The model also improves agentic tool calling, allowing AI systems to decide when and how to use tools during reasoning. On the Toolathlon benchmark, which evaluates multi-step workflows involving APIs and external tools, GPT-5.4 completed tasks more accurately and with fewer interaction cycles compared with GPT-5.2.

These improvements are particularly relevant for enterprise AI systems that rely on integrations with email platforms, databases, spreadsheets or workflow automation tools.

Expanding web search and research capabilities

GPT-5.4 also improves persistent web research, an area where AI agents attempt to retrieve information across multiple sources. On BrowseComp, a benchmark designed to test how well AI systems find difficult-to-locate information online, GPT-5.4 achieved an 82.7% accuracy score, while the higher-performance GPT-5.4 Pro model reached 89.3%.

The benchmark measures how effectively a system can conduct iterative searches and synthesise information from multiple webpages. OpenAI says these improvements help the model maintain context during longer reasoning tasks that require multiple rounds of information retrieval.

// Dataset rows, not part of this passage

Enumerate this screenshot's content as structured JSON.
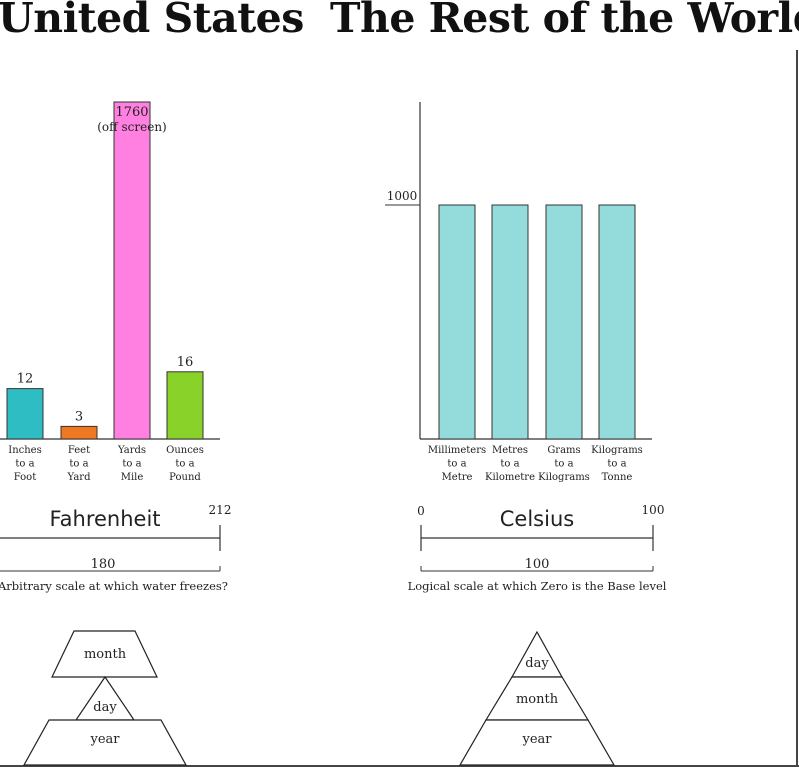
{
  "headings": {
    "left": "United States",
    "right": "The Rest of the World"
  },
  "chart_data": [
    {
      "type": "bar",
      "categories": [
        [
          "Inches",
          "to a",
          "Foot"
        ],
        [
          "Feet",
          "to a",
          "Yard"
        ],
        [
          "Yards",
          "to a",
          "Mile"
        ],
        [
          "Ounces",
          "to a",
          "Pound"
        ]
      ],
      "values": [
        12,
        3,
        1760,
        16
      ],
      "value_labels": [
        "12",
        "3",
        "1760",
        "16"
      ],
      "annotations": [
        "(off screen)"
      ],
      "colors": [
        "#2fbdc4",
        "#f07820",
        "#ff80e0",
        "#88d22a"
      ]
    },
    {
      "type": "bar",
      "categories": [
        [
          "Millimeters",
          "to a",
          "Metre"
        ],
        [
          "Metres",
          "to a",
          "Kilometre"
        ],
        [
          "Grams",
          "to a",
          "Kilograms"
        ],
        [
          "Kilograms",
          "to a",
          "Tonne"
        ]
      ],
      "values": [
        1000,
        1000,
        1000,
        1000
      ],
      "y_tick_label": "1000",
      "colors": [
        "#94dcdc",
        "#94dcdc",
        "#94dcdc",
        "#94dcdc"
      ]
    }
  ],
  "temperature": {
    "left": {
      "name": "Fahrenheit",
      "end_label": "212",
      "span_label": "180",
      "caption": "Arbitrary scale at which water freezes?"
    },
    "right": {
      "name": "Celsius",
      "start_label": "0",
      "end_label": "100",
      "span_label": "100",
      "caption": "Logical scale at which Zero is the Base level"
    }
  },
  "date_order": {
    "left": {
      "top": "month",
      "middle": "day",
      "bottom": "year"
    },
    "right": {
      "top": "day",
      "middle": "month",
      "bottom": "year"
    }
  }
}
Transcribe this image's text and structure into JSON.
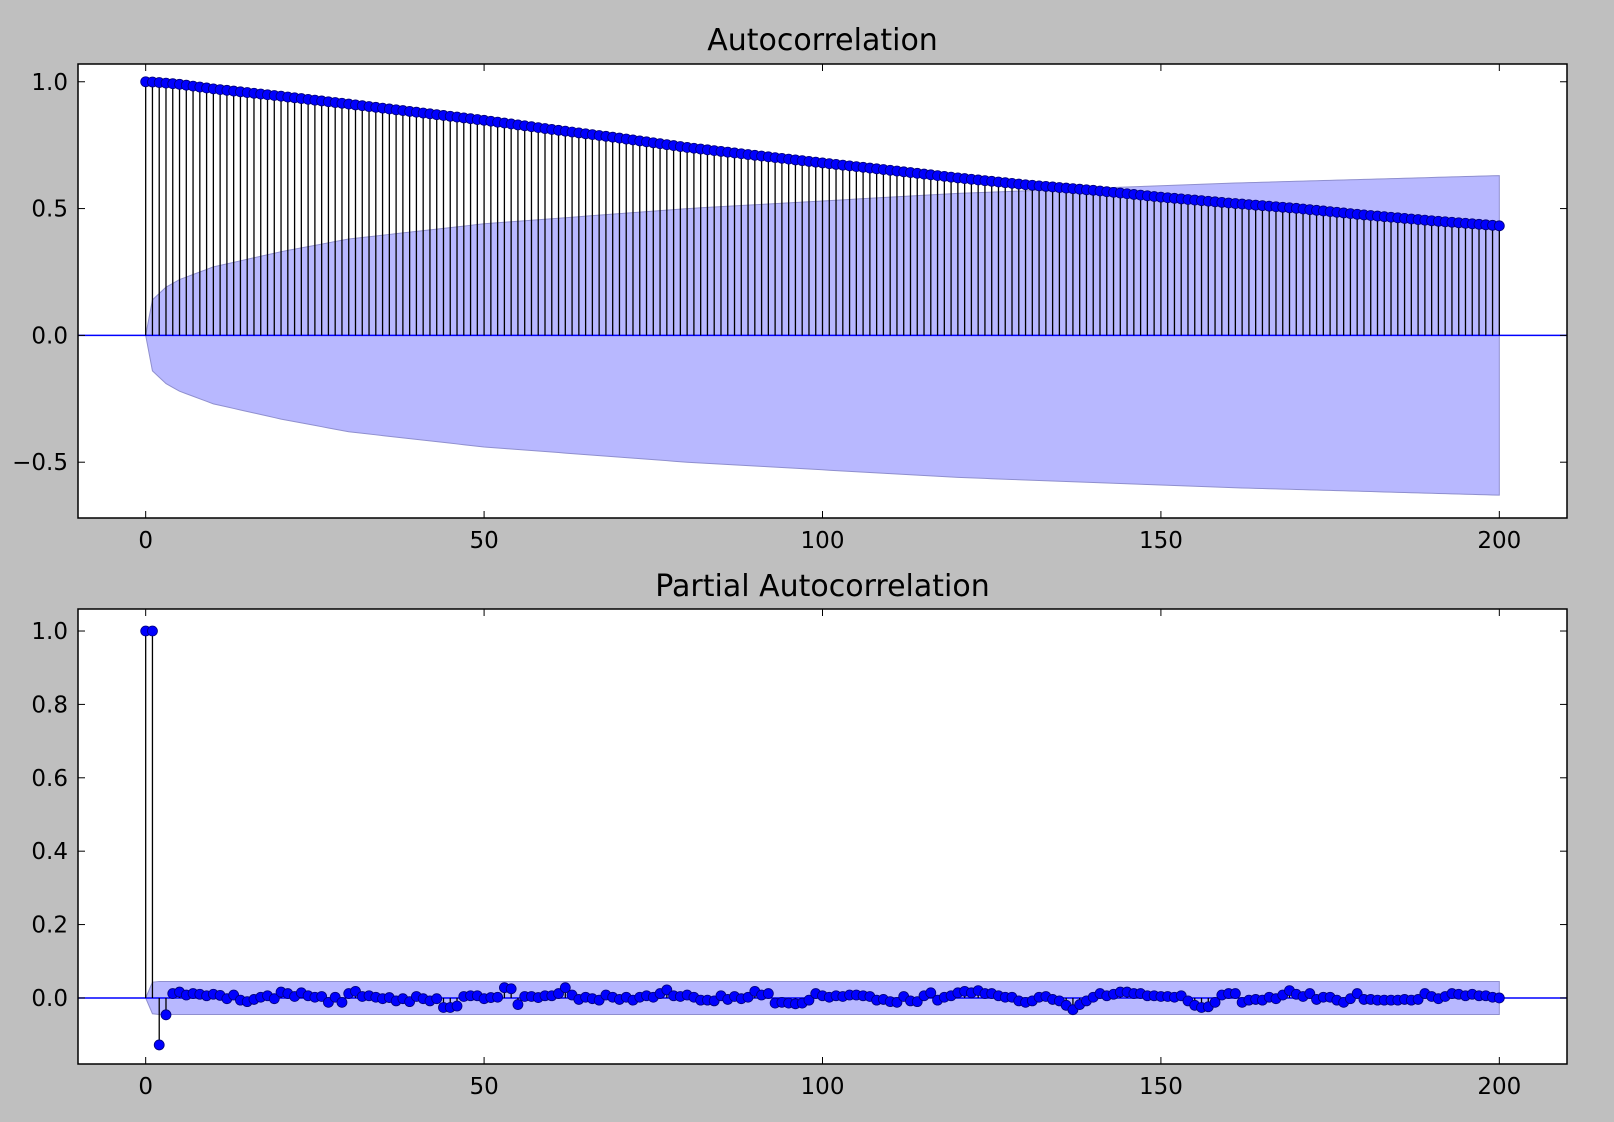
{
  "chart_data": [
    {
      "type": "stem",
      "title": "Autocorrelation",
      "xlabel": "",
      "ylabel": "",
      "xlim": [
        -10,
        210
      ],
      "ylim": [
        -0.72,
        1.07
      ],
      "x_ticks": [
        0,
        50,
        100,
        150,
        200
      ],
      "y_ticks": [
        -0.5,
        0.0,
        0.5,
        1.0
      ],
      "x_tick_labels": [
        "0",
        "50",
        "100",
        "150",
        "200"
      ],
      "y_tick_labels": [
        "−0.5",
        "0.0",
        "0.5",
        "1.0"
      ],
      "lags": {
        "start": 0,
        "end": 200
      },
      "value_keypoints": [
        [
          0,
          1.0
        ],
        [
          1,
          0.999
        ],
        [
          2,
          0.997
        ],
        [
          5,
          0.99
        ],
        [
          10,
          0.972
        ],
        [
          20,
          0.943
        ],
        [
          30,
          0.912
        ],
        [
          40,
          0.88
        ],
        [
          50,
          0.848
        ],
        [
          60,
          0.812
        ],
        [
          70,
          0.778
        ],
        [
          80,
          0.741
        ],
        [
          90,
          0.71
        ],
        [
          100,
          0.68
        ],
        [
          110,
          0.651
        ],
        [
          120,
          0.621
        ],
        [
          130,
          0.594
        ],
        [
          140,
          0.572
        ],
        [
          150,
          0.545
        ],
        [
          160,
          0.522
        ],
        [
          170,
          0.501
        ],
        [
          180,
          0.475
        ],
        [
          190,
          0.452
        ],
        [
          200,
          0.432
        ]
      ],
      "confidence_band": [
        [
          0,
          0.0
        ],
        [
          1,
          0.14
        ],
        [
          3,
          0.19
        ],
        [
          5,
          0.22
        ],
        [
          10,
          0.27
        ],
        [
          20,
          0.33
        ],
        [
          30,
          0.38
        ],
        [
          40,
          0.41
        ],
        [
          50,
          0.44
        ],
        [
          60,
          0.46
        ],
        [
          80,
          0.5
        ],
        [
          100,
          0.53
        ],
        [
          120,
          0.56
        ],
        [
          140,
          0.58
        ],
        [
          160,
          0.6
        ],
        [
          180,
          0.615
        ],
        [
          200,
          0.63
        ]
      ],
      "grid": false,
      "colors": {
        "marker": "#0000ff",
        "stem": "#000000",
        "band": "#b8b8ff",
        "band_edge": "#8f8fcf",
        "zero_line": "#0000ff"
      }
    },
    {
      "type": "stem",
      "title": "Partial Autocorrelation",
      "xlabel": "",
      "ylabel": "",
      "xlim": [
        -10,
        210
      ],
      "ylim": [
        -0.18,
        1.06
      ],
      "x_ticks": [
        0,
        50,
        100,
        150,
        200
      ],
      "y_ticks": [
        0.0,
        0.2,
        0.4,
        0.6,
        0.8,
        1.0
      ],
      "x_tick_labels": [
        "0",
        "50",
        "100",
        "150",
        "200"
      ],
      "y_tick_labels": [
        "0.0",
        "0.2",
        "0.4",
        "0.6",
        "0.8",
        "1.0"
      ],
      "lags": {
        "start": 0,
        "end": 200
      },
      "values": [
        1.0,
        1.0,
        -0.128,
        -0.046,
        0.012,
        0.016,
        0.008,
        0.012,
        0.01,
        0.006,
        0.01,
        0.007,
        -0.002,
        0.008,
        -0.006,
        -0.01,
        -0.004,
        0.002,
        0.006,
        -0.002,
        0.016,
        0.012,
        0.004,
        0.014,
        0.006,
        0.002,
        0.004,
        -0.012,
        0.002,
        -0.012,
        0.012,
        0.018,
        0.004,
        0.006,
        0.002,
        -0.002,
        0.001,
        -0.008,
        -0.002,
        -0.01,
        0.004,
        -0.002,
        -0.008,
        -0.002,
        -0.026,
        -0.026,
        -0.022,
        0.004,
        0.006,
        0.006,
        -0.002,
        0.001,
        0.002,
        0.028,
        0.025,
        -0.018,
        0.004,
        0.004,
        0.001,
        0.006,
        0.006,
        0.012,
        0.028,
        0.008,
        -0.004,
        0.002,
        -0.002,
        -0.006,
        0.008,
        0.002,
        -0.004,
        0.002,
        -0.006,
        0.002,
        0.006,
        0.002,
        0.012,
        0.022,
        0.006,
        0.004,
        0.008,
        0.002,
        -0.006,
        -0.006,
        -0.008,
        0.006,
        -0.004,
        0.004,
        -0.002,
        0.002,
        0.018,
        0.008,
        0.012,
        -0.014,
        -0.012,
        -0.014,
        -0.016,
        -0.014,
        -0.006,
        0.012,
        0.006,
        0.002,
        0.006,
        0.004,
        0.008,
        0.008,
        0.006,
        0.004,
        -0.006,
        -0.004,
        -0.01,
        -0.012,
        0.004,
        -0.008,
        -0.01,
        0.006,
        0.014,
        -0.006,
        0.002,
        0.006,
        0.014,
        0.018,
        0.014,
        0.02,
        0.012,
        0.012,
        0.006,
        0.002,
        0.002,
        -0.008,
        -0.012,
        -0.008,
        0.002,
        0.004,
        -0.004,
        -0.008,
        -0.02,
        -0.032,
        -0.018,
        -0.008,
        0.002,
        0.012,
        0.006,
        0.01,
        0.016,
        0.016,
        0.012,
        0.012,
        0.006,
        0.006,
        0.004,
        0.004,
        0.002,
        0.006,
        -0.008,
        -0.02,
        -0.026,
        -0.024,
        -0.012,
        0.008,
        0.012,
        0.012,
        -0.012,
        -0.006,
        -0.004,
        -0.006,
        0.002,
        -0.002,
        0.008,
        0.02,
        0.01,
        0.004,
        0.012,
        -0.004,
        0.002,
        0.002,
        -0.006,
        -0.012,
        -0.002,
        0.012,
        -0.004,
        -0.004,
        -0.006,
        -0.006,
        -0.006,
        -0.006,
        -0.004,
        -0.006,
        -0.004,
        0.012,
        0.004,
        -0.002,
        0.004,
        0.012,
        0.01,
        0.006,
        0.01,
        0.006,
        0.006,
        0.002,
        0.0
      ],
      "confidence_band": [
        [
          0,
          0.0
        ],
        [
          1,
          -0.043
        ],
        [
          2,
          -0.045
        ],
        [
          200,
          -0.045
        ]
      ],
      "confidence_band_upper": [
        [
          0,
          0.0
        ],
        [
          1,
          0.043
        ],
        [
          2,
          0.045
        ],
        [
          200,
          0.045
        ]
      ],
      "grid": false,
      "colors": {
        "marker": "#0000ff",
        "stem": "#000000",
        "band": "#b8b8ff",
        "band_edge": "#8f8fcf",
        "zero_line": "#0000ff"
      }
    }
  ]
}
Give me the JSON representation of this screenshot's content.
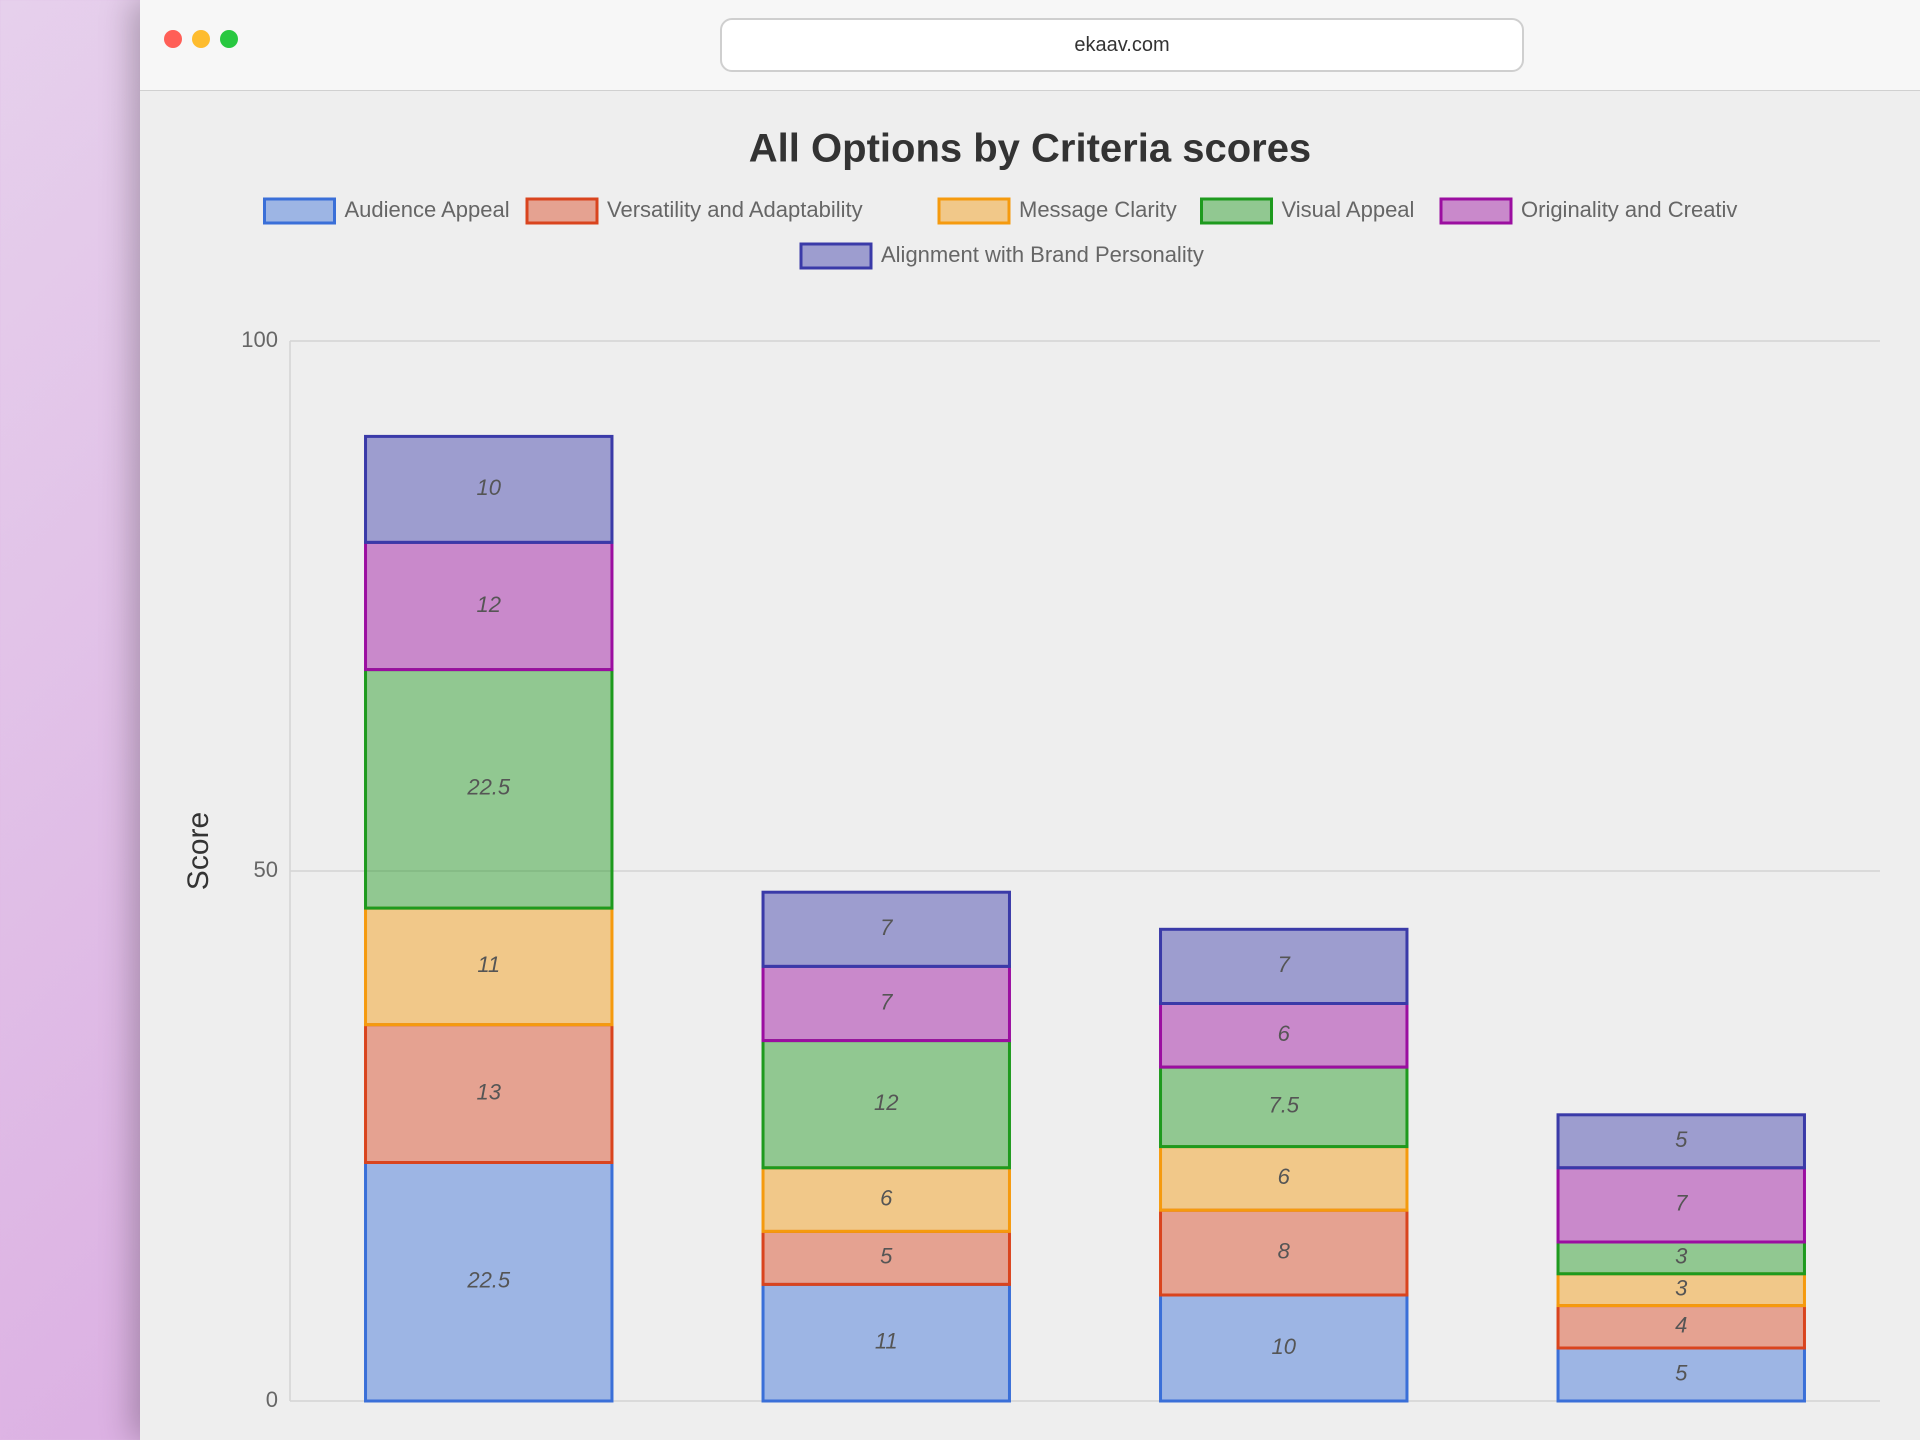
{
  "browser": {
    "url": "ekaav.com"
  },
  "chart_data": {
    "type": "stacked_bar",
    "title": "All Options by Criteria scores",
    "y_label": "Score",
    "categories": [
      null,
      null,
      null,
      null
    ],
    "ylim": [
      0,
      100
    ],
    "yticks": [
      0,
      50,
      100
    ],
    "grid": true,
    "legend": "top",
    "series": [
      {
        "name": "Audience Appeal",
        "color": "#3a6fd8",
        "values": [
          22.5,
          11,
          10,
          5
        ]
      },
      {
        "name": "Versatility and Adaptability",
        "color": "#d9441e",
        "values": [
          13,
          5,
          8,
          4
        ]
      },
      {
        "name": "Message Clarity",
        "color": "#f59a0e",
        "values": [
          11,
          6,
          6,
          3
        ]
      },
      {
        "name": "Visual Appeal",
        "color": "#1e9a1e",
        "values": [
          22.5,
          12,
          7.5,
          3
        ]
      },
      {
        "name": "Originality and Creativ",
        "color": "#9b0ea0",
        "values": [
          12,
          7,
          6,
          7
        ]
      },
      {
        "name": "Alignment with Brand Personality",
        "color": "#3a3aa8",
        "values": [
          10,
          7,
          7,
          5
        ]
      }
    ]
  }
}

Implications for enterprise AI

The release of GPT-5.4 highlights an ongoing shift in the generative AI landscape from conversational tools towards systems designed for operational tasks. Earlier generative AI models focused largely on text generation or summarisation. Newer models are increasingly built to support multi-step workflows, interact with software environments and integrate with enterprise tools.

For developers and enterprises, this trend could enable AI systems to automate routine tasks such as document preparation, data processing, software testing or research workflows. However, practical deployment will depend on how effectively organisations integrate these capabilities into existing applications and business processes.

OpenAI says GPT-5.4 is now available through ChatGPT, its API platform and Codex, with the GPT-5.4 Pro variant aimed at users requiring higher-performance reasoning for complex workloads.